Elsa Manguefoi a primeira cantora moçambicana a conquistar um prémio internacional de música. Foi em 1987 que ela, a Mangue, foi a Paris receber o troféu reservado para a Cantora Revelação. A música responsável pelo sucesso leva o título sugestivo de “Wa Gwira”, mais ou menos “és um gingão” traduzindo livremente para o português.

Elsa Mangue é uma cantora moçambicana, que assentou a sua grandeza na música moçambicana nos anos 1980 - 90 muito à custa das canções que interpretou inspirada em temas de fórum social. Mangue canta o dia-a-dia com um sentimento quase lacrimejante.

No ano seguinte, portanto 1988, Elvira Viegas, uma das mais produtivas cantoras moçambicanas, foi a Paris buscar o troféu para a Melhor Voz Feminina Africana com o tema “Coração de Pedra”.

Com uma carreira artística engajada, Elvira Viegas faz parte de um selecto grupo de artistas que, apesar das novas tendências, continua a produzir regularmente e, mais do que isso, bastas vezes surge envolvida em acções de responsabilidade social e artísticas que merecem todos encómios. Com dois discos no mercado e uma infindável lista de canções que continuam a povoar o nosso imaginário, Viegas é certamente uma das nossas divas.

Depois de um curto tempo, Chico António, acompanhada pela Mingas, com o tema “Baila Maria” voltou a colocar o nome de Moçambique nos escaparates mundiais da canção. “Baila Maria” tornou-se um verdadeiro hino. Chico António foi buscar o prémio e ainda ficou por lá a estudar.

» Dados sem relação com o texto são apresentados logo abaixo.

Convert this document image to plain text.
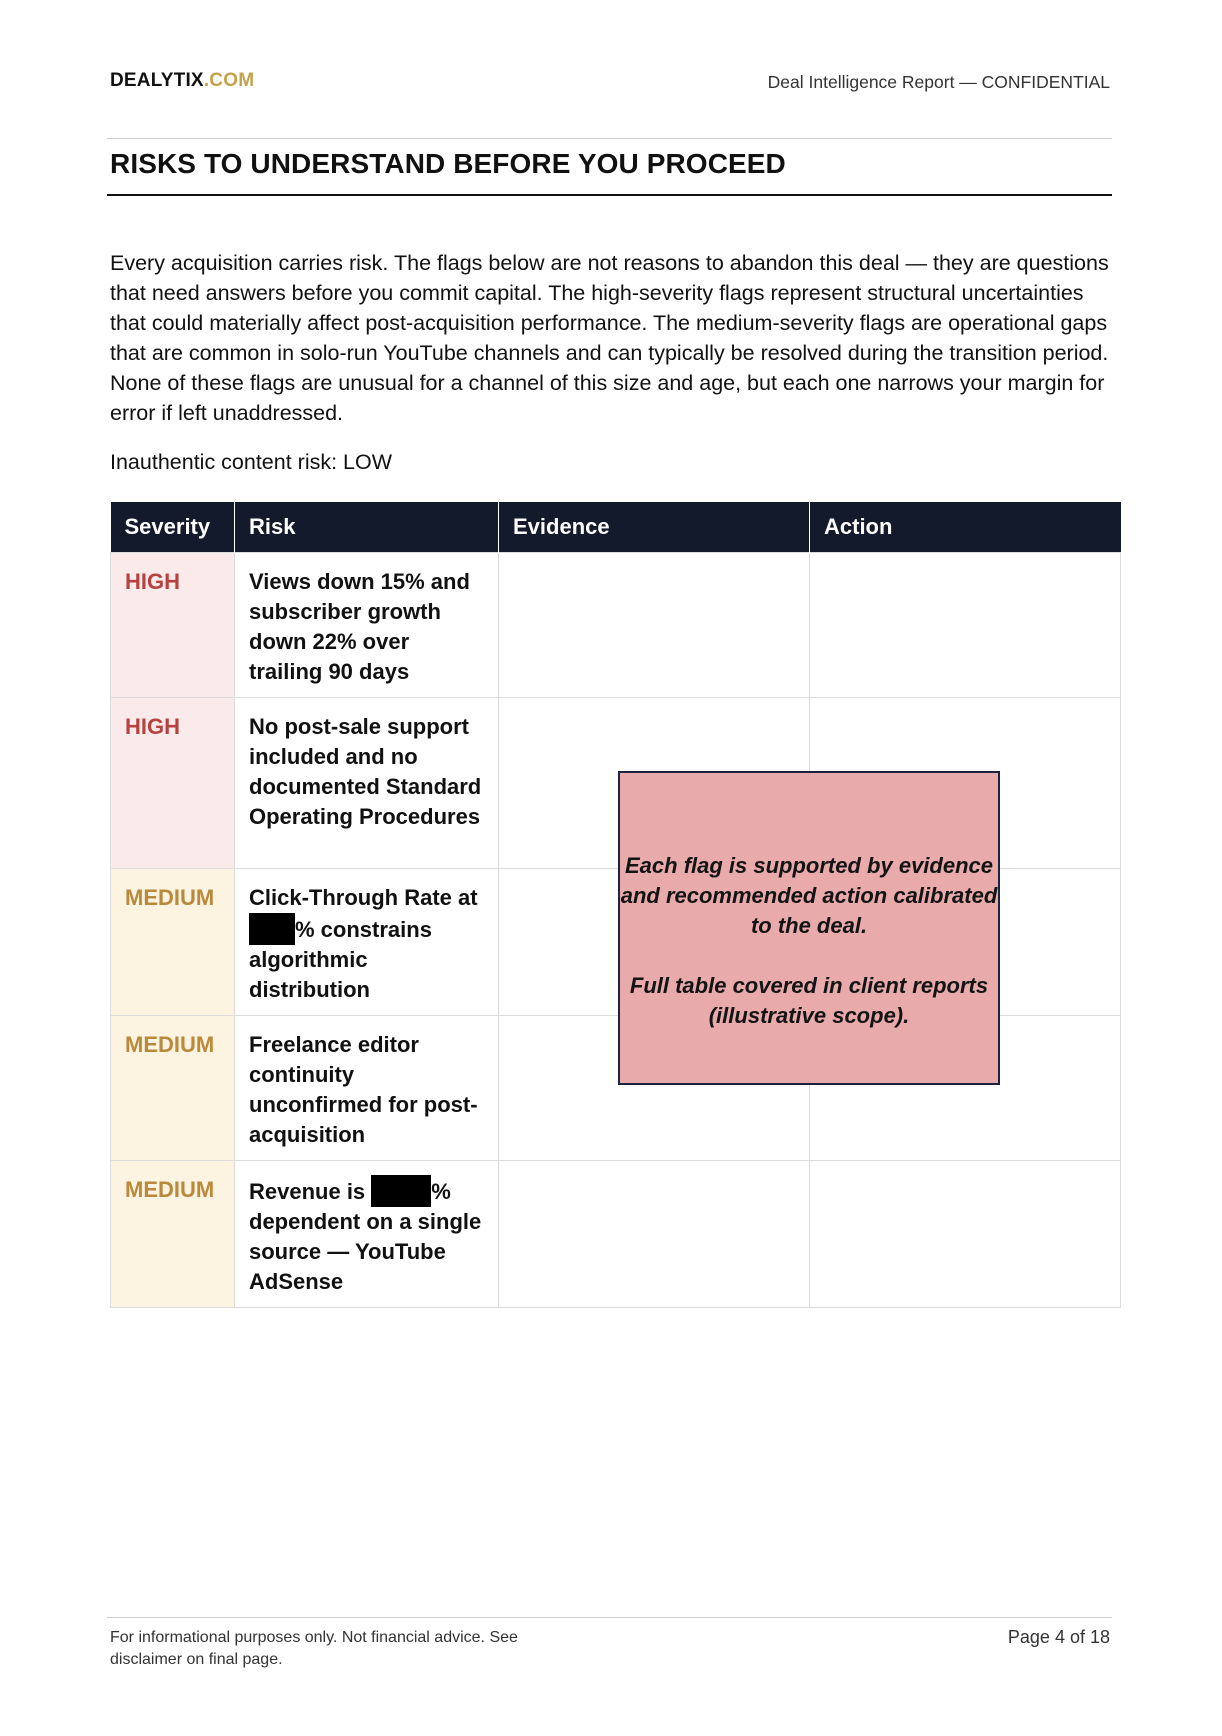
DEALYTIX.COM	Deal Intelligence Report — CONFIDENTIAL
RISKS TO UNDERSTAND BEFORE YOU PROCEED
Every acquisition carries risk. The flags below are not reasons to abandon this deal — they are questions that need answers before you commit capital. The high-severity flags represent structural uncertainties that could materially affect post-acquisition performance. The medium-severity flags are operational gaps that are common in solo-run YouTube channels and can typically be resolved during the transition period. None of these flags are unusual for a channel of this size and age, but each one narrows your margin for error if left unaddressed.
Inauthentic content risk: LOW
Severity	Risk	Evidence	Action
HIGH	Views down 15% and subscriber growth down 22% over trailing 90 days		
HIGH	No post-sale support included and no documented Standard Operating Procedures		
MEDIUM	Click-Through Rate at % constrains algorithmic distribution		
MEDIUM	Freelance editor continuity unconfirmed for post-acquisition		
MEDIUM	Revenue is % dependent on a single source — YouTube AdSense		
Each flag is supported by evidence and recommended action calibrated to the deal.
Full table covered in client reports (illustrative scope).
For informational purposes only. Not financial advice. See disclaimer on final page.
Page 4 of 18
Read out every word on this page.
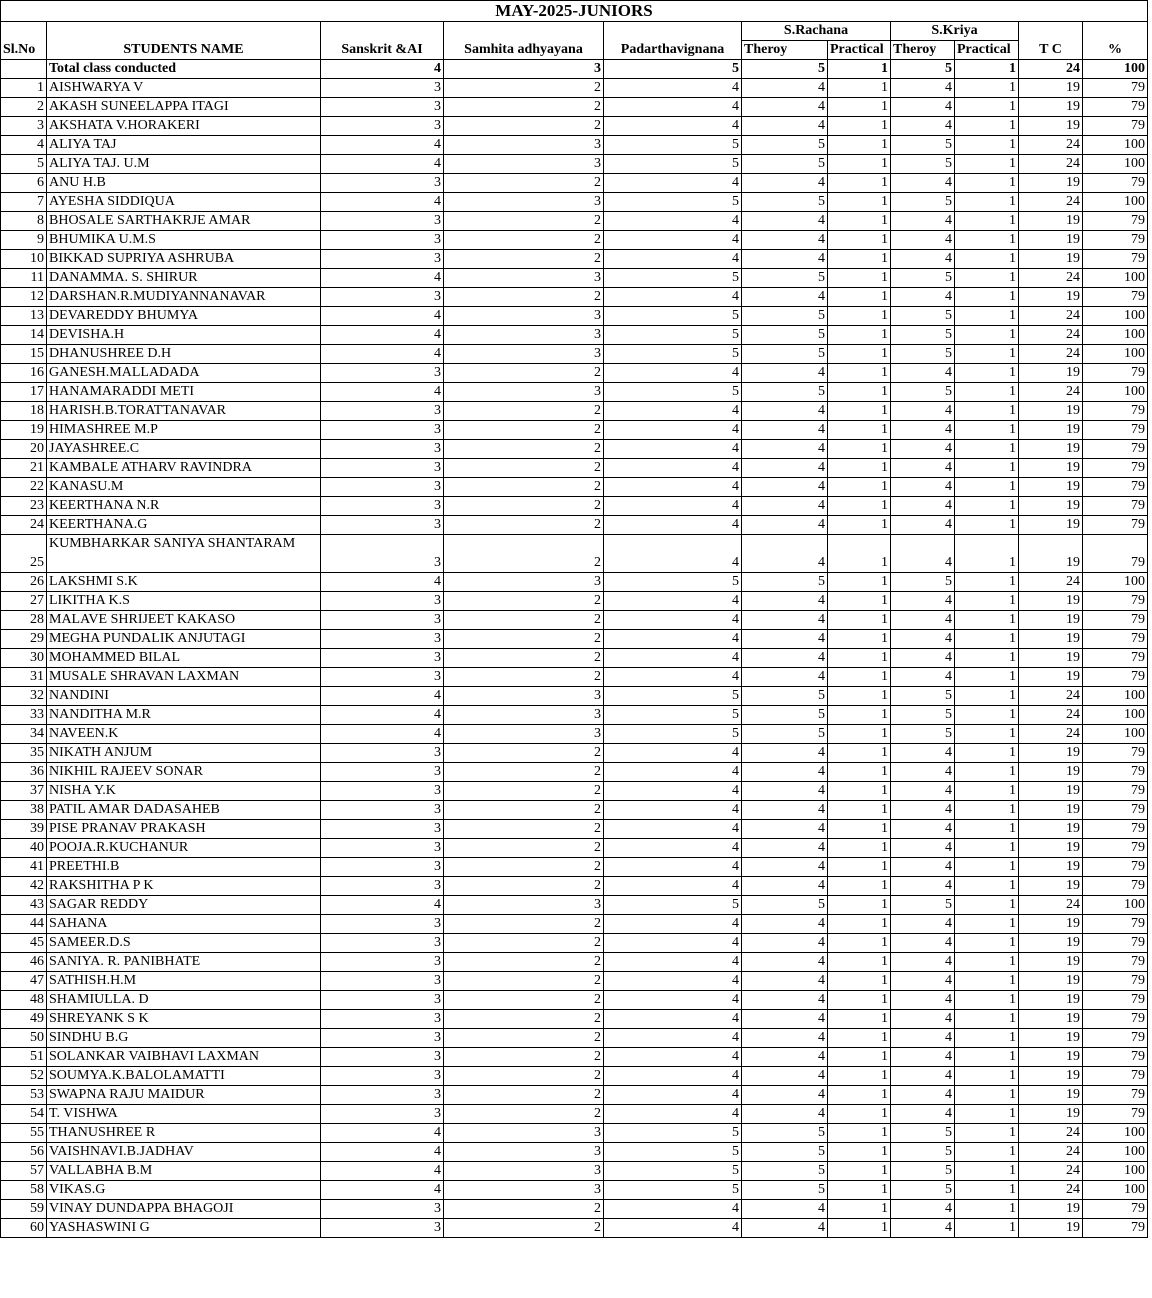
MAY-2025-JUNIORS										
					S.Rachana		S.Kriya			
Sl.No	STUDENTS NAME	Sanskrit &AI	Samhita adhyayana	Padarthavignana	Theroy	Practical	Theroy	Practical	T C	%
	Total class conducted	4	3	5	5	1	5	1	24	100
1	AISHWARYA V	3	2	4	4	1	4	1	19	79
2	AKASH SUNEELAPPA ITAGI	3	2	4	4	1	4	1	19	79
3	AKSHATA V.HORAKERI	3	2	4	4	1	4	1	19	79
4	ALIYA TAJ	4	3	5	5	1	5	1	24	100
5	ALIYA TAJ. U.M	4	3	5	5	1	5	1	24	100
6	ANU H.B	3	2	4	4	1	4	1	19	79
7	AYESHA SIDDIQUA	4	3	5	5	1	5	1	24	100
8	BHOSALE SARTHAKRJE AMAR	3	2	4	4	1	4	1	19	79
9	BHUMIKA U.M.S	3	2	4	4	1	4	1	19	79
10	BIKKAD SUPRIYA ASHRUBA	3	2	4	4	1	4	1	19	79
11	DANAMMA. S. SHIRUR	4	3	5	5	1	5	1	24	100
12	DARSHAN.R.MUDIYANNANAVAR	3	2	4	4	1	4	1	19	79
13	DEVAREDDY BHUMYA	4	3	5	5	1	5	1	24	100
14	DEVISHA.H	4	3	5	5	1	5	1	24	100
15	DHANUSHREE D.H	4	3	5	5	1	5	1	24	100
16	GANESH.MALLADADA	3	2	4	4	1	4	1	19	79
17	HANAMARADDI METI	4	3	5	5	1	5	1	24	100
18	HARISH.B.TORATTANAVAR	3	2	4	4	1	4	1	19	79
19	HIMASHREE M.P	3	2	4	4	1	4	1	19	79
20	JAYASHREE.C	3	2	4	4	1	4	1	19	79
21	KAMBALE ATHARV RAVINDRA	3	2	4	4	1	4	1	19	79
22	KANASU.M	3	2	4	4	1	4	1	19	79
23	KEERTHANA N.R	3	2	4	4	1	4	1	19	79
24	KEERTHANA.G	3	2	4	4	1	4	1	19	79
25	KUMBHARKAR SANIYA SHANTARAM	3	2	4	4	1	4	1	19	79
26	LAKSHMI S.K	4	3	5	5	1	5	1	24	100
27	LIKITHA K.S	3	2	4	4	1	4	1	19	79
28	MALAVE SHRIJEET KAKASO	3	2	4	4	1	4	1	19	79
29	MEGHA PUNDALIK ANJUTAGI	3	2	4	4	1	4	1	19	79
30	MOHAMMED BILAL	3	2	4	4	1	4	1	19	79
31	MUSALE SHRAVAN LAXMAN	3	2	4	4	1	4	1	19	79
32	NANDINI	4	3	5	5	1	5	1	24	100
33	NANDITHA M.R	4	3	5	5	1	5	1	24	100
34	NAVEEN.K	4	3	5	5	1	5	1	24	100
35	NIKATH ANJUM	3	2	4	4	1	4	1	19	79
36	NIKHIL RAJEEV SONAR	3	2	4	4	1	4	1	19	79
37	NISHA Y.K	3	2	4	4	1	4	1	19	79
38	PATIL AMAR DADASAHEB	3	2	4	4	1	4	1	19	79
39	PISE PRANAV PRAKASH	3	2	4	4	1	4	1	19	79
40	POOJA.R.KUCHANUR	3	2	4	4	1	4	1	19	79
41	PREETHI.B	3	2	4	4	1	4	1	19	79
42	RAKSHITHA P K	3	2	4	4	1	4	1	19	79
43	SAGAR REDDY	4	3	5	5	1	5	1	24	100
44	SAHANA	3	2	4	4	1	4	1	19	79
45	SAMEER.D.S	3	2	4	4	1	4	1	19	79
46	SANIYA. R. PANIBHATE	3	2	4	4	1	4	1	19	79
47	SATHISH.H.M	3	2	4	4	1	4	1	19	79
48	SHAMIULLA. D	3	2	4	4	1	4	1	19	79
49	SHREYANK S K	3	2	4	4	1	4	1	19	79
50	SINDHU B.G	3	2	4	4	1	4	1	19	79
51	SOLANKAR VAIBHAVI LAXMAN	3	2	4	4	1	4	1	19	79
52	SOUMYA.K.BALOLAMATTI	3	2	4	4	1	4	1	19	79
53	SWAPNA RAJU MAIDUR	3	2	4	4	1	4	1	19	79
54	T. VISHWA	3	2	4	4	1	4	1	19	79
55	THANUSHREE R	4	3	5	5	1	5	1	24	100
56	VAISHNAVI.B.JADHAV	4	3	5	5	1	5	1	24	100
57	VALLABHA B.M	4	3	5	5	1	5	1	24	100
58	VIKAS.G	4	3	5	5	1	5	1	24	100
59	VINAY DUNDAPPA BHAGOJI	3	2	4	4	1	4	1	19	79
60	YASHASWINI G	3	2	4	4	1	4	1	19	79
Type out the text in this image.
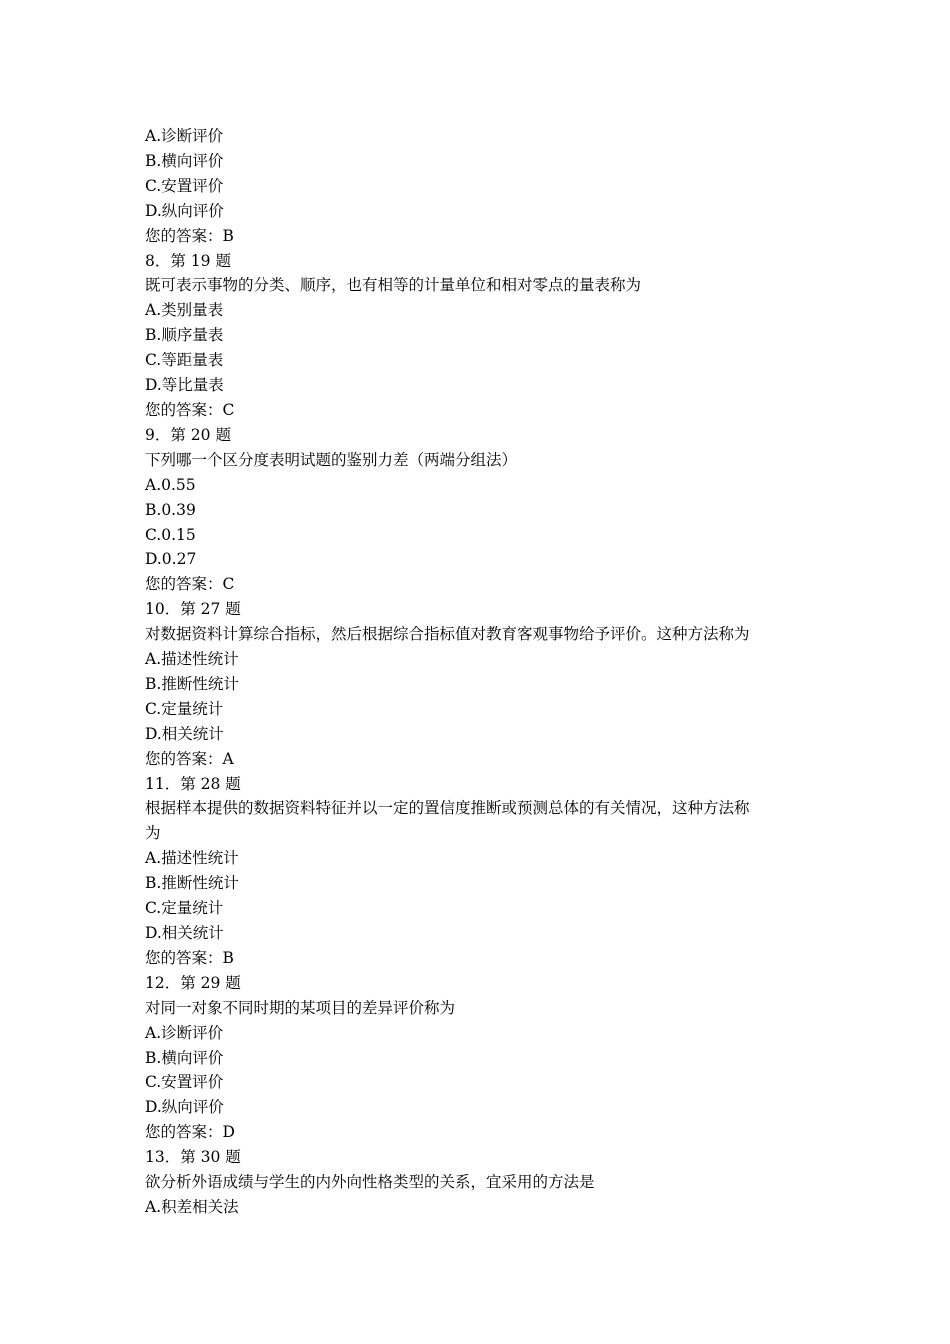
A.诊断评价
B.横向评价
C.安置评价
D.纵向评价
您的答案：B
8．第 19 题
既可表示事物的分类、顺序，也有相等的计量单位和相对零点的量表称为
A.类别量表
B.顺序量表
C.等距量表
D.等比量表
您的答案：C
9．第 20 题
下列哪一个区分度表明试题的鉴别力差（两端分组法）
A.0.55
B.0.39
C.0.15
D.0.27
您的答案：C
10．第 27 题
对数据资料计算综合指标，然后根据综合指标值对教育客观事物给予评价。这种方法称为
A.描述性统计
B.推断性统计
C.定量统计
D.相关统计
您的答案：A
11．第 28 题
根据样本提供的数据资料特征并以一定的置信度推断或预测总体的有关情况，这种方法称
为
A.描述性统计
B.推断性统计
C.定量统计
D.相关统计
您的答案：B
12．第 29 题
对同一对象不同时期的某项目的差异评价称为
A.诊断评价
B.横向评价
C.安置评价
D.纵向评价
您的答案：D
13．第 30 题
欲分析外语成绩与学生的内外向性格类型的关系，宜采用的方法是
A.积差相关法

Sim… ficou dois anos a estudar Piano, Técnicas de Captação em Estúdio e Arranjos. Gravou o disco “Amoya” com o Grupo RM e mais uns quantos artistas franceses. Tudo por conta do Grande Prémio da Rádio França Internacional. Corria o ano 1990…

Agora, exactos 23 anos depois, outra voz moçambicana soergue-se e, altaneira, canta “Unanga” (música) e “Ku Thlanga”(brincar) para gáudio dos moçambicanos, ela, Isabel Novella,  tem  os dois temas nomeados para a RFI Discoveries Awards 2013.

Isabel Novellaé, indubitavelmente, uma das mais cintilantes vozes da “nouvelle vague” de cantores moçambicanos. Com uma sólida carreira fora de muros, Isabel começa a conquistar um espaço (merecido, diga-se) na nossa arena cultural.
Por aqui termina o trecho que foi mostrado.